Captain Matthew Marlowe with the HCPD, who has been a driving trainer for 33 years, thinks that the training will enhance safety by a significant margin. “Narrative driving makes them more aware of their surroundings and prevents tunnel vision,” he explains. “When you get into the vehicle, you start losing your peripheral vision, and you may miss things like pedestrians, other vehicles, and street hazards.
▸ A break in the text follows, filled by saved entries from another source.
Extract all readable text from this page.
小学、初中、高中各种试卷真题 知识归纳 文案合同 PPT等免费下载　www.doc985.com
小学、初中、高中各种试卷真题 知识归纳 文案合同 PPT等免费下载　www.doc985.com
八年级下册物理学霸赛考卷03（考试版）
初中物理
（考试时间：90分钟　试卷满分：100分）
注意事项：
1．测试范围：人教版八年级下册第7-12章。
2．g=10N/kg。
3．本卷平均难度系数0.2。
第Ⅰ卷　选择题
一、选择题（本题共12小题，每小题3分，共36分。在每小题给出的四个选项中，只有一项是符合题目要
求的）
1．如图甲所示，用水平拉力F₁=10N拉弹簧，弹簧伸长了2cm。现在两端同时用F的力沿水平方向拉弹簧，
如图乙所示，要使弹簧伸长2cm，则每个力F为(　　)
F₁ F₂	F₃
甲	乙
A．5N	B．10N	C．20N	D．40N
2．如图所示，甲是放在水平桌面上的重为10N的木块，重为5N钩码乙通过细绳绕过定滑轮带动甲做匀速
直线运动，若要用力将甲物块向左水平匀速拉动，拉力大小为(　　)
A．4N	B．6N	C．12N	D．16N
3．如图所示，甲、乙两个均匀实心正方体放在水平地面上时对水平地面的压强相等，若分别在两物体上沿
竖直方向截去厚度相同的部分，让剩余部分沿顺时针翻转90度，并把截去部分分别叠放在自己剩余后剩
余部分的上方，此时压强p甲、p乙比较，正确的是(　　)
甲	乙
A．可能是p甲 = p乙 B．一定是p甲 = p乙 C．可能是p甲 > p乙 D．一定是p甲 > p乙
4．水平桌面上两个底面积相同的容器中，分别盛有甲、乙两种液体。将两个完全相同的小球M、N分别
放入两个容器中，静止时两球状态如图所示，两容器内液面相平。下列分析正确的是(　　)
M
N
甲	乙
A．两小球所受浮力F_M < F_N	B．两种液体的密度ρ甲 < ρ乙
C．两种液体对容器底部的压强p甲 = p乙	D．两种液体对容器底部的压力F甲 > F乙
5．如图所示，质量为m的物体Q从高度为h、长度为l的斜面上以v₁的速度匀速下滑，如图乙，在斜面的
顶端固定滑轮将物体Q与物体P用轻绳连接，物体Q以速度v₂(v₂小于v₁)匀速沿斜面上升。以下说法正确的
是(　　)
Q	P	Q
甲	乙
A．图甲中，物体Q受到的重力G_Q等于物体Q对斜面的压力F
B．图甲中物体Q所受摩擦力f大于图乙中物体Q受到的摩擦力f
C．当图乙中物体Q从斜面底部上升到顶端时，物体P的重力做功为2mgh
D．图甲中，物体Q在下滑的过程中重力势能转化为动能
The more aware the officers are, the safer they’re going to drive.”

The best part is that narrative driving is not difficult to master. “Once you go through the program, you find yourself doing it naturally, especially knowing the benefits of it,” says Caleb Smith, Master Police Officer with GPD. “The training will make other officers think about their actions, which I personally believe will reduce officer-involved accidents.”

Captain Marlowe is impressed by the program’s simplicity, yet comprehensive nature. “It takes an issue that we all know exists, and it presents a solution,” he says. “Instead of teaching little fixes, you can work through it.”

LEADERS Moving Forward

LGRMS will begin rolling out the LEADERS program to members of GMA and ACCG risk pools in the summer of 2025. Ideally, each member agency will see some reduction in motor vehicle claims quarter over quarter, with a goal of reaching a 20 percent reduction over a 24-month period.

Captain Krueger Hayes and Captain Marlowe both report that their respective agencies plan to implement the training as part of police academy coursework and will also conduct annual retraining for existing officers to refresh their skills. “We had one of our field training officers (FTO’s) to do a narration running code and recorded it on the body cameras,” Captain Krueger Hayes explains. “We plan on putting it into our training.”

Ashley Abercrombie with ACCG is fully in favor of these implementations. “LEADERS not only helps prevent damage to law enforcement vehicles and other parties on the road, but also helps the officers avoid on-the-job injuries or deaths cause by auto accidents.” A primary goal should be for the officers to arrive safely at the incidents to which they are called and arrive home in the same shape they left in that morning. 

Improved driving skills can help decrease workers’ compensation injuries, auto liability claims from third parties, and damage to the law enforcement vehicles. Lessons learned from LEADERS can help lower insurance premiums and costs within deductibles. This frees up funds for use in other areas, which is particularly helpful in this era of tighter budgets and stretched resources.

Alia Hoyt

Alia Hoyt is an Atlanta-based freelance writer.